The findings strongly support the hypothesis that ABIN activity is both necessary and sufficient for ketamine's rapid antidepressant effects. The study successfully identifies a specific cellular mechanism, targeting ABINs, potentially providing a pathway for developing novel antidepressants with fewer side effects than ketamine. The dependence on AMPA receptor activity highlights another potential therapeutic target. The results may also explain the differential effectiveness of NMDA receptor antagonists, with only those facilitating ABIN activation showing rapid antidepressant effects. Further research could explore the specific signaling pathways within ABINs mediating ketamine's effects and the precise role of AMPA receptors in this process.

This study demonstrates that the activity of adult-born immature granule neurons in the dentate gyrus is critical for the rapid antidepressant effects of ketamine. Both inhibition and activation studies strongly support this conclusion. These findings suggest that targeting ABINs may offer a promising strategy for developing novel, rapid-acting antidepressants with reduced side effects.
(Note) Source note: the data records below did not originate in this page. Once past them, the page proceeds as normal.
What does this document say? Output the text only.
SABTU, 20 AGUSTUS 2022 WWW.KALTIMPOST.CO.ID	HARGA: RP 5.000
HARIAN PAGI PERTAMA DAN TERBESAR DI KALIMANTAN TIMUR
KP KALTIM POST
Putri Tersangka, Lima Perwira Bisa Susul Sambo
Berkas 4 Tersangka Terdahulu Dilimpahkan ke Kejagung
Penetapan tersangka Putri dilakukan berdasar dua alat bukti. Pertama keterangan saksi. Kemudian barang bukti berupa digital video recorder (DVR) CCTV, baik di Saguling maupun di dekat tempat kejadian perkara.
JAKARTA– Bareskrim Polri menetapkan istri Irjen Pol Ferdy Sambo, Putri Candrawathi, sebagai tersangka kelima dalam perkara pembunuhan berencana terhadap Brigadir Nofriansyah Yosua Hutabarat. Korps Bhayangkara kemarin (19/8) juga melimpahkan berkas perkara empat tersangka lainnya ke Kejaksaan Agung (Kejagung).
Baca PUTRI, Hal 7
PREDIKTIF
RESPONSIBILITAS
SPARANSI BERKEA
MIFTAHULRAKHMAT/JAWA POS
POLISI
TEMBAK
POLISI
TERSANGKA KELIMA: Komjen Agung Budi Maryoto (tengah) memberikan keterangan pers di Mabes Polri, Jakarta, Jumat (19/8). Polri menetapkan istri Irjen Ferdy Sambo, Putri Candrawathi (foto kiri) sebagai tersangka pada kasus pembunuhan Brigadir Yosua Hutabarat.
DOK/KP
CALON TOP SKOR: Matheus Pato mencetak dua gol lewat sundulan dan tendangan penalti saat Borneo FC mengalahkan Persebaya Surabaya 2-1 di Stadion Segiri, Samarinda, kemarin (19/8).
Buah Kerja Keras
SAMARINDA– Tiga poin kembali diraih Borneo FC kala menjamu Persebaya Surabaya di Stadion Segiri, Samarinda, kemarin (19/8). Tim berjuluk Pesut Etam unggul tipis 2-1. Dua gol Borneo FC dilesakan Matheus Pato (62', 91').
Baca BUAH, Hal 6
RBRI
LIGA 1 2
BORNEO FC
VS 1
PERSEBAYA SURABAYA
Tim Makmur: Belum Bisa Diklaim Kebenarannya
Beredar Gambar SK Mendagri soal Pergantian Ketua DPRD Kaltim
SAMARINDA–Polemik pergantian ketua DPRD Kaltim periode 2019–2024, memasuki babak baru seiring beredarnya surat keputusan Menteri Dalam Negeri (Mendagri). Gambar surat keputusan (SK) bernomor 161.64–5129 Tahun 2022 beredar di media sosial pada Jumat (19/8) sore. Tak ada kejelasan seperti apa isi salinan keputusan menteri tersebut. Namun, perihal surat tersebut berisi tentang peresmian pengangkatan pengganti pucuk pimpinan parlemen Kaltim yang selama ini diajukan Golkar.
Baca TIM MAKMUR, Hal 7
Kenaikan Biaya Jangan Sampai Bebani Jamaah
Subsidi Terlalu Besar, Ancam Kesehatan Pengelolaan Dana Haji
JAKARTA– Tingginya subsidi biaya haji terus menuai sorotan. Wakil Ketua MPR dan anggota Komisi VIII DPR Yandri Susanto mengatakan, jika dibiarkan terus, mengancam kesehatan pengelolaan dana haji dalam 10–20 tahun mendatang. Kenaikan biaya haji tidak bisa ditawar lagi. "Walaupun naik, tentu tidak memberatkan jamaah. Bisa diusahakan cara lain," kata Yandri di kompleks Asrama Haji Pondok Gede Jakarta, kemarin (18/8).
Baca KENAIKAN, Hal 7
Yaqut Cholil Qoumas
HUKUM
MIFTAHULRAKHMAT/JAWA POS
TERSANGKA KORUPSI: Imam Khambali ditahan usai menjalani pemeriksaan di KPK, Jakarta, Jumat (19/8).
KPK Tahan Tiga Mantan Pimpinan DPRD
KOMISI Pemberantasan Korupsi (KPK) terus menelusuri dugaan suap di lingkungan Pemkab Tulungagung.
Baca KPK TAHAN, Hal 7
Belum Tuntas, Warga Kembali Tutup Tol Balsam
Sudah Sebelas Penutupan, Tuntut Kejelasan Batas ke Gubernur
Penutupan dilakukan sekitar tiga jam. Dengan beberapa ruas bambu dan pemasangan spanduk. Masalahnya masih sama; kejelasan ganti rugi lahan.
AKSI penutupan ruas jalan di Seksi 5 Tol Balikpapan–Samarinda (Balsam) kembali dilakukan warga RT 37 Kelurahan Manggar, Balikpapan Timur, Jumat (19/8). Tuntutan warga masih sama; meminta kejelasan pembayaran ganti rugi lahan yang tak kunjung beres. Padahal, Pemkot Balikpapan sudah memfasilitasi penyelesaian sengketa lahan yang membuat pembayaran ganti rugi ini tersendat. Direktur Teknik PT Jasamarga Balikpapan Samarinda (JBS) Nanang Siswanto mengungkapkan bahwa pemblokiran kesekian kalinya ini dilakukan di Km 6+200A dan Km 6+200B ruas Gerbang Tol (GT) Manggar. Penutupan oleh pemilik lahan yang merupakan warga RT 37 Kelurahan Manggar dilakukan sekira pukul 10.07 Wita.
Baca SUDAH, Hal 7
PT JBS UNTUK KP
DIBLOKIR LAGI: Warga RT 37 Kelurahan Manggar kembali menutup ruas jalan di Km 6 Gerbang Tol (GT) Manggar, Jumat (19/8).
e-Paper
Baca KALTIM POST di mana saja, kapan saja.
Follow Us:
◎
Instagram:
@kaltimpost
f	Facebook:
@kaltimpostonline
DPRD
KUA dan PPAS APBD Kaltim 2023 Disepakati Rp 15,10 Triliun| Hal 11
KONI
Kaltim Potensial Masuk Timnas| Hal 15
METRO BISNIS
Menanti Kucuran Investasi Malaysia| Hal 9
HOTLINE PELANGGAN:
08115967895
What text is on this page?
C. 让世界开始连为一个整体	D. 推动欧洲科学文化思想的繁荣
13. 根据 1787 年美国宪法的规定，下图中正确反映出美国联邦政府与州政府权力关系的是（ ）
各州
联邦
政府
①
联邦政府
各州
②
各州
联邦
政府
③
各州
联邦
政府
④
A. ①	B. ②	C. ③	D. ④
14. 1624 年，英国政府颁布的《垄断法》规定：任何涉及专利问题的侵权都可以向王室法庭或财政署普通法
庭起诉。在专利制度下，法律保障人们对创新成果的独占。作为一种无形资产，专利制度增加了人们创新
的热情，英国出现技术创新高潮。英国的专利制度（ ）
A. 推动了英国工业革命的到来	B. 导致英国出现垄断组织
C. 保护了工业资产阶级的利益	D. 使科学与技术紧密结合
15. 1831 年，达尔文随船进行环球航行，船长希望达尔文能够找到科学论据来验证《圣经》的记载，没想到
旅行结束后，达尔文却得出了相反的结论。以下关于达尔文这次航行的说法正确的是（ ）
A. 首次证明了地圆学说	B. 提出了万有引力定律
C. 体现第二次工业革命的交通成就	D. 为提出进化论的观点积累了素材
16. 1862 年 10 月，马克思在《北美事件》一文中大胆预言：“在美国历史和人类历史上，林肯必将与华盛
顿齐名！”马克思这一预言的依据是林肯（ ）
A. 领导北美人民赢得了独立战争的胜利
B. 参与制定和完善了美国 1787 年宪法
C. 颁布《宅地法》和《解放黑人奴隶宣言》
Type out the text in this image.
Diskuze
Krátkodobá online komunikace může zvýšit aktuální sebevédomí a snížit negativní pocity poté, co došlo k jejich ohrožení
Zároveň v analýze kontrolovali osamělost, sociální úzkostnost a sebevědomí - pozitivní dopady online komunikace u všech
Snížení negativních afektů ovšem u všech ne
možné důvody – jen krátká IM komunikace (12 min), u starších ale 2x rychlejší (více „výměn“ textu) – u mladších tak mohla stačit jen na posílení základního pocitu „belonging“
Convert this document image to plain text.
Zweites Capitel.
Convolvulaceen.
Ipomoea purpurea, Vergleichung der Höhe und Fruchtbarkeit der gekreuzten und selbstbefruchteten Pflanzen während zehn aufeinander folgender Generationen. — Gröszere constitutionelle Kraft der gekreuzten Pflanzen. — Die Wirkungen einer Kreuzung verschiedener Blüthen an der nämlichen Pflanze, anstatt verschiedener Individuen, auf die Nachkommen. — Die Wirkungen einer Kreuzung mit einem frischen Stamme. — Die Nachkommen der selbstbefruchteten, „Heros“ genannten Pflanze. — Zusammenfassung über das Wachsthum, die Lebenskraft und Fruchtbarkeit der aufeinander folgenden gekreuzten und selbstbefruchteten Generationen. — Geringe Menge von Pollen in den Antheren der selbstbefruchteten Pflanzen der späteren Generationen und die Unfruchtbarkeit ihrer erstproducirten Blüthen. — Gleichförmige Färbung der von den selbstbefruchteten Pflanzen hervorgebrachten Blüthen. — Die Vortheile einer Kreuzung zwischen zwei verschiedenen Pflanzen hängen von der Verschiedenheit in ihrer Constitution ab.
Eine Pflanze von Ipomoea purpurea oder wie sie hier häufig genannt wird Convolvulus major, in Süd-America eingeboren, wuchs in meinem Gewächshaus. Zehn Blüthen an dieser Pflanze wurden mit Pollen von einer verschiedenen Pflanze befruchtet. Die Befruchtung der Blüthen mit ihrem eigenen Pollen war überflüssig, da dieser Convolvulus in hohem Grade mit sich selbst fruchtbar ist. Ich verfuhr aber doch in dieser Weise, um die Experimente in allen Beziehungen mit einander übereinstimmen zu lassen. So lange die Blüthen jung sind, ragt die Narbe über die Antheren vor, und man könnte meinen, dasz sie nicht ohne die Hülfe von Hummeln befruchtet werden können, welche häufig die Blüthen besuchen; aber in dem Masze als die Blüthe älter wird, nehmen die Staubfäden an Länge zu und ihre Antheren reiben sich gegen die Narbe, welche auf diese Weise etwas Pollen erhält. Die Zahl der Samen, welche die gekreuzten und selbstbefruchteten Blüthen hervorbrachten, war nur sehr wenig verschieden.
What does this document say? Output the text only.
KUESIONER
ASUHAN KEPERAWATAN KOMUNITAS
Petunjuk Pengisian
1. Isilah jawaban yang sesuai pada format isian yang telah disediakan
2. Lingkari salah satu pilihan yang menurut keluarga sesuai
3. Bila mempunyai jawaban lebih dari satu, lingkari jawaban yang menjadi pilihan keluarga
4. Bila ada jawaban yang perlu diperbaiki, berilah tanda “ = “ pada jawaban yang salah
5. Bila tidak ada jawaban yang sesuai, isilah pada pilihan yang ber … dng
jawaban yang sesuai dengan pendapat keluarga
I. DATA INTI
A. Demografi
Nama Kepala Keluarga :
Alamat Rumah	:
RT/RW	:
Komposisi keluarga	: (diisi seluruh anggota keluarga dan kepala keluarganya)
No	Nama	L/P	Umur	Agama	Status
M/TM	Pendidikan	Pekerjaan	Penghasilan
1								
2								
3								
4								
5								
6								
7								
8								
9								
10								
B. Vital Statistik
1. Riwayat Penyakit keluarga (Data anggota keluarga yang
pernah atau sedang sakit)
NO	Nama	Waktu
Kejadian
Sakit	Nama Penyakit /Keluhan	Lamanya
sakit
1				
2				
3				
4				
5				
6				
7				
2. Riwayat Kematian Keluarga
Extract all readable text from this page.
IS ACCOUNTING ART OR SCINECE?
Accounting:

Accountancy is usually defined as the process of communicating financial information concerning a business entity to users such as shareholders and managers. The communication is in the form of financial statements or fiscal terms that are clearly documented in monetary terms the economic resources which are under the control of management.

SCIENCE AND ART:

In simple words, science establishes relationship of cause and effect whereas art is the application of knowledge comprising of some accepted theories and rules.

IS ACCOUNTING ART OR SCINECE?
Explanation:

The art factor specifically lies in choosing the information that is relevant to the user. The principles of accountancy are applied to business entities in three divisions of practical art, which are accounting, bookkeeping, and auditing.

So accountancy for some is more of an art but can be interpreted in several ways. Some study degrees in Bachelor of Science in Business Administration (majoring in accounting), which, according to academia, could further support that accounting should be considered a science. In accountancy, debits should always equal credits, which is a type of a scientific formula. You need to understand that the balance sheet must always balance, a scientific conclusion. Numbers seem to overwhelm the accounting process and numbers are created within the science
Future research should investigate the specific intracellular mechanisms involved and the role of AMPA receptors in mediating these effects.

The study was conducted in mice, and the findings may not directly translate to humans. The chemogenetic approach, while effective, might not perfectly replicate the natural effects of ketamine. Further research is needed to fully elucidate the specific signaling pathways involved and the long-term effects of ABIN modulation.